3.9 KiB
library_name, tags, license, language, base_model, pipeline_tag
| library_name | tags | license | language | base_model | pipeline_tag | ||||||
|---|---|---|---|---|---|---|---|---|---|---|---|
| transformers |
|
apache-2.0 |
|
|
text-generation |
Lang-Exster-0.5B-Instruct
Lang-Exster-0.5B-Instruct is a general-purpose instruction-following LLM fine-tuned from Qwen2.5-0.5B. This model is optimized for lightweight deployments and instructional clarity, capable of performing a wide range of natural language and programming-related tasks with efficiency and interpretability.
Key Features
-
Instruction Following & Explanation
Trained to understand, follow, and respond to natural language instructions with clear, logical, and relevant output. Suitable for Q&A, step-by-step reasoning, and guided code generation. -
Lightweight General-Purpose Model
Fine-tuned from Qwen2.5-0.5B, making it highly efficient for edge devices, local tools, and low-resource applications without sacrificing utility. -
Multi-Domain Task Handling
Can perform across coding, writing, summarization, chat, translation, and educational queries, thanks to its broad general-purpose instruction tuning. -
Compact and Efficient
At just 0.5B parameters, Lang-Exster is optimized for fast inference, low memory usage, and seamless integration into developer tools and workflows. -
Code Assistance (Lite)
Capable of basic code generation, syntax checking, and conceptual explanations, especially useful for beginners and instructional applications.

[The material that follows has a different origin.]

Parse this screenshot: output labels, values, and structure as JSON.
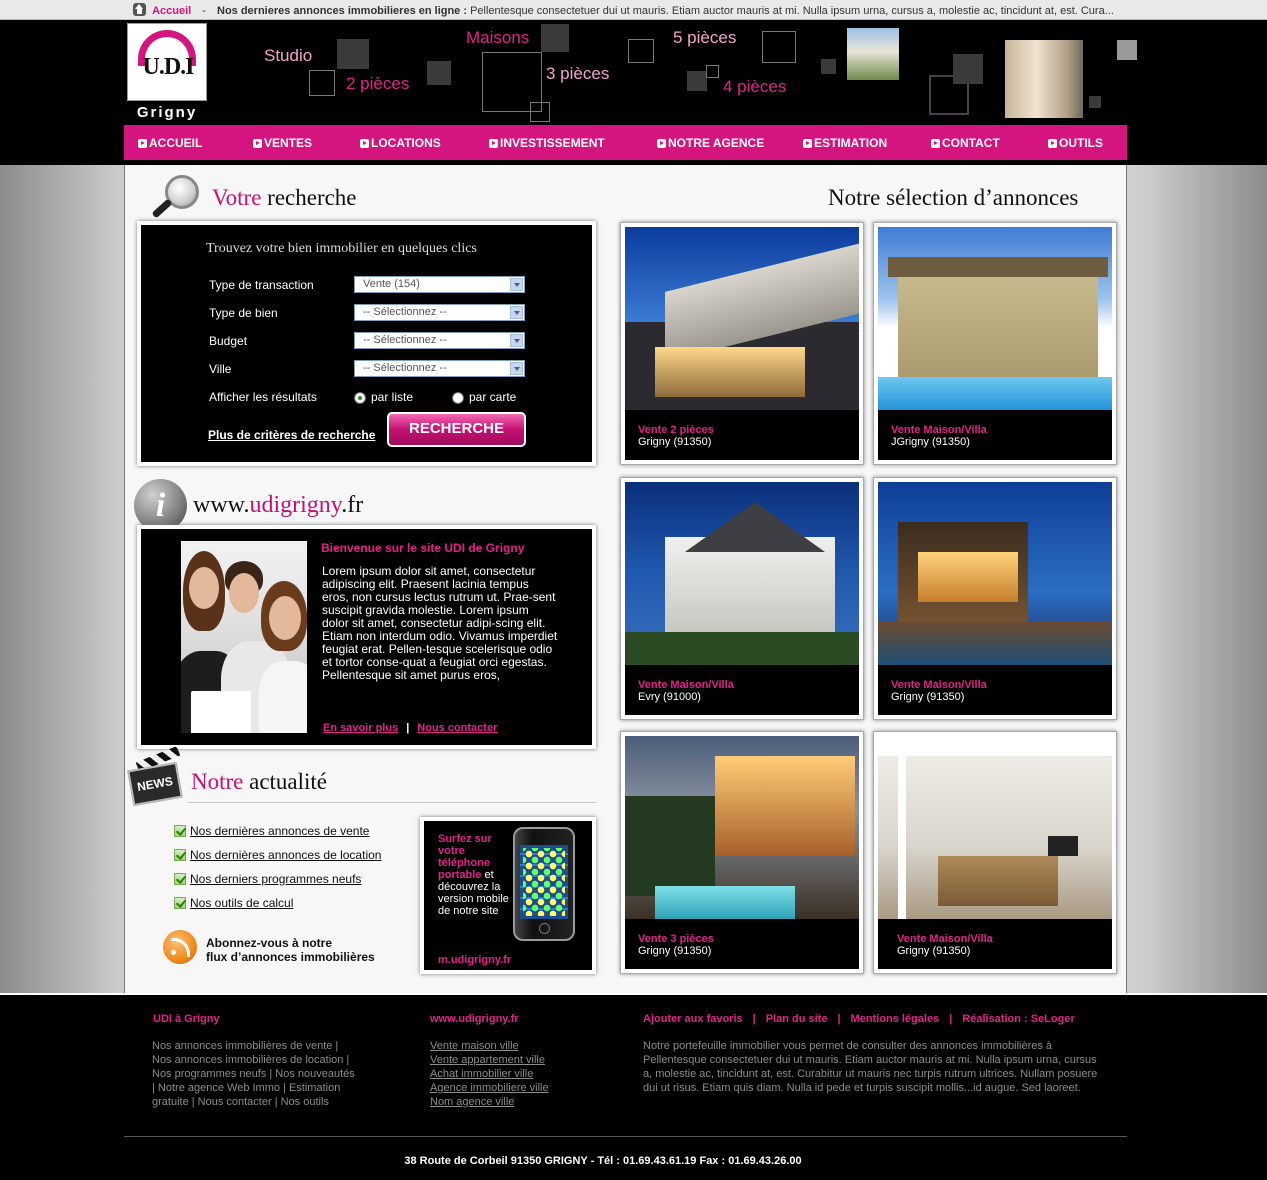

Quickstart with Transformers
from transformers import AutoModelForCausalLM, AutoTokenizer
model_name = "prithivMLmods/Lang-Exster-0.5B-Instruct"
model = AutoModelForCausalLM.from_pretrained(
model_name,
torch_dtype="auto",
device_map="auto"
)
tokenizer = AutoTokenizer.from_pretrained(model_name)
prompt = "Write a Python function that checks if a number is prime, and explain how it works."
messages = [
{"role": "system", "content": "You are an instructional assistant. Follow user instructions clearly and explain your reasoning."},
{"role": "user", "content": prompt}
]
text = tokenizer.apply_chat_template(
messages,
tokenize=False,
add_generation_prompt=True
)
model_inputs = tokenizer([text], return_tensors="pt").to(model.device)
generated_ids = model.generate(
**model_inputs,
max_new_tokens=512
)
generated_ids = [
output_ids[len(input_ids):] for input_ids, output_ids in zip(model_inputs.input_ids, generated_ids)
]
response = tokenizer.batch_decode(generated_ids, skip_special_tokens=True)[0]
Intended Use
-
General-Purpose Assistant:
Performs everyday tasks such as Q&A, summarization, light coding, language generation, and translation. -
Educational Support:
Aids learners in understanding topics through guided explanations, basic coding help, and concept breakdowns. -
Lightweight Developer Integration:
Ideal for command-line assistants, browser plugins, and desktop utilities with limited compute resources. -
Instruction Clarity Demonstrator:
Acts as a fine baseline for developing instruction-tuned capabilities in constrained environments.
Limitations
-
Scale Limitations
Being a 0.5B model, it has limited memory and may not handle deep context or long documents effectively. -
Reasoning Depth
Provides surface-level reasoning and may struggle with highly technical, abstract, or creative prompts. -
Basic Code Generation
Supports basic scripting and logic but may miss edge cases or advanced patterns in complex code. -
Prompt Design Sensitivity
Performs best with clear, concise, and well-structured instructions.